A 22-year-old American rower completed a solo journey across the Atlantic Ocean on Sunday, touching a pier in the coffee-brown waters of Guyana to claim a record as the youngest person to accomplish the feat.

Katie Spotz, who spent more than two months alone at sea, hugged her father and brother as 200 people cheered her arrival in this South American capital.

"The hardest part was just the solo part," Spotz said, saying she struggled with boredom and had trouble sleeping inside the cramped, 19-foot (6-meter) row boat.

The athlete from Mentor, Ohio, set out from Dakar, Senegal, on Jan. 3 and endured rough seas during the 2,817-mile (4,533-kilometer) crossing. She traveled without any support boat aside from a Coast Guard vessel that escorted her to Guyana's coast.

She rowed to raise money and awareness for the Blue Planet Run Foundation, a nonprofit whose goal is to bring clean drinking water to the estimated 1 billion people worldwide who lack it.

"The records are just a bonus for Katie. Rowing the Atlantic and raising funds for clean water are the things she really cares about," said her coach Sam Williams.
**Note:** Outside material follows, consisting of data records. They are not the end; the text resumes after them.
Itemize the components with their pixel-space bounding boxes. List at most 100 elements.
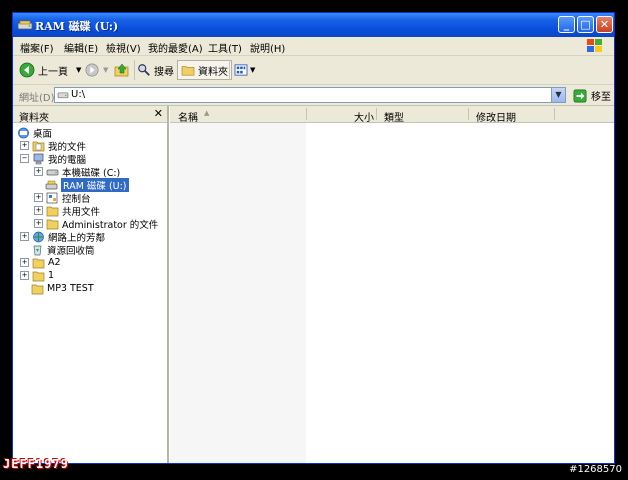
tree-item-recycle-bin[interactable]: 資源回收筒 <box>31 243 95 257</box>
file-list-pane[interactable]: 名稱 ▲ 大小 類型 修改日期 <box>170 106 614 463</box>
my-computer-icon <box>33 153 44 164</box>
views-icon <box>234 64 248 76</box>
menu-favorites[interactable]: 我的最愛(A) <box>148 40 203 55</box>
address-input[interactable]: U:\ ▼ <box>54 87 566 103</box>
tree-label: 1 <box>48 270 55 281</box>
window-title: RAM 磁碟 (U:) <box>35 20 119 33</box>
go-arrow-icon <box>573 89 587 102</box>
close-button[interactable]: ✕ <box>596 16 613 33</box>
toolbar-separator <box>229 60 230 80</box>
back-arrow-icon <box>19 62 35 78</box>
forward-arrow-icon <box>85 63 99 77</box>
address-label: 網址(D) <box>19 93 55 104</box>
column-size[interactable]: 大小 <box>354 109 374 124</box>
expand-icon[interactable]: + <box>34 167 43 176</box>
tree-label: A2 <box>48 257 61 268</box>
menu-tools[interactable]: 工具(T) <box>208 40 242 55</box>
expand-icon[interactable]: + <box>34 219 43 228</box>
back-button[interactable]: 上一頁 ▼ <box>19 60 81 80</box>
tree-label: 共用文件 <box>62 206 101 218</box>
tree-item-local-disk-c[interactable]: + 本機磁碟 (C:) <box>34 165 120 179</box>
folders-pane: 資料夾 ✕ 桌面 + 我的文件 − 我的電腦 + 本機磁碟 (C:) RAM 磁… <box>13 106 168 463</box>
windows-logo-icon <box>587 39 602 52</box>
folder-icon <box>46 206 59 216</box>
column-name[interactable]: 名稱 <box>178 109 198 124</box>
tree-item-administrator-documents[interactable]: + Administrator 的文件 <box>34 217 159 231</box>
tree-item-1[interactable]: + 1 <box>20 269 54 282</box>
folder-icon <box>32 258 45 268</box>
tree-item-control-panel[interactable]: + 控制台 <box>34 191 91 205</box>
expand-icon[interactable]: + <box>34 206 43 215</box>
forward-dropdown-icon[interactable]: ▼ <box>103 66 108 74</box>
folder-icon <box>46 219 59 229</box>
column-divider[interactable] <box>376 108 377 120</box>
column-modified[interactable]: 修改日期 <box>476 109 516 124</box>
go-button[interactable]: 移至 <box>573 88 611 103</box>
network-icon <box>33 231 44 242</box>
column-divider[interactable] <box>468 108 469 120</box>
column-type[interactable]: 類型 <box>384 109 404 124</box>
back-dropdown-icon[interactable]: ▼ <box>76 66 81 74</box>
local-disk-icon <box>46 169 59 175</box>
search-icon <box>138 64 150 76</box>
folder-icon <box>31 284 44 294</box>
collapse-icon[interactable]: − <box>20 154 29 163</box>
expand-icon[interactable]: + <box>20 258 29 267</box>
tree-item-ram-disk-u[interactable]: RAM 磁碟 (U:) <box>45 177 129 192</box>
search-button[interactable]: 搜尋 <box>137 60 174 80</box>
tree-label: 我的文件 <box>48 141 87 153</box>
views-button[interactable]: ▼ <box>234 60 255 80</box>
folders-label: 資料夾 <box>198 66 228 78</box>
up-button[interactable] <box>114 60 130 80</box>
tree-label: MP3 TEST <box>47 283 94 294</box>
menu-file[interactable]: 檔案(F) <box>20 40 54 55</box>
address-dropdown-icon[interactable]: ▼ <box>551 88 565 102</box>
expand-icon[interactable]: + <box>20 271 29 280</box>
column-divider[interactable] <box>306 108 307 120</box>
views-dropdown-icon: ▼ <box>250 66 256 74</box>
tree-item-my-computer[interactable]: − 我的電腦 <box>20 152 87 166</box>
image-id-label: #1268570 <box>569 464 622 475</box>
tree-item-desktop[interactable]: 桌面 <box>17 126 53 140</box>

The record for the youngest rower to cross an ocean solo was set Oliver Hicks, a British man who was 23 when he rowed from New Jersey to England in 2005, according to Kenneth Crutchlow, the London-based executive director of the Ocean Rowing Society. He said his group will have to certify Spotz's journey but she appears to have broken the record.

Spotz rowed for as many as 10 hours a day with breaks for naps, navigation and boat maintenance. At night, she would drift aboard the specially designed ocean row boat, which had equipment including solar panels for power, a satellite phone and a laptop computer.

She had little fresh food aside from sprouts grown aboard the boat.

"I would cook three dehydrated meals a day on a little stove," she said as she devoured a melon at the dock in Georgetown. "At night I would update my Facebook and e-mails. There is not much else to do on a row boat."

Some of the most harrowing moments came near the voyage's end. As she approached the continental shelf, waves crashed over the boat and Spotz worried it would capsize. On Saturday, she had to use a fire extinguisher after a piece of tracking equipment caught fire.

In 2008, Spotz swam the length of Pennsylvania's 325-mile (525-kilometer) Allegheny River, and she has cycled across the United States.

Her family was extremely relived to see her make it through the latest adventure.

"The first thing I did was call my wife in Ohio to tell her she landed safe and sound," said Dan Spotz, her father.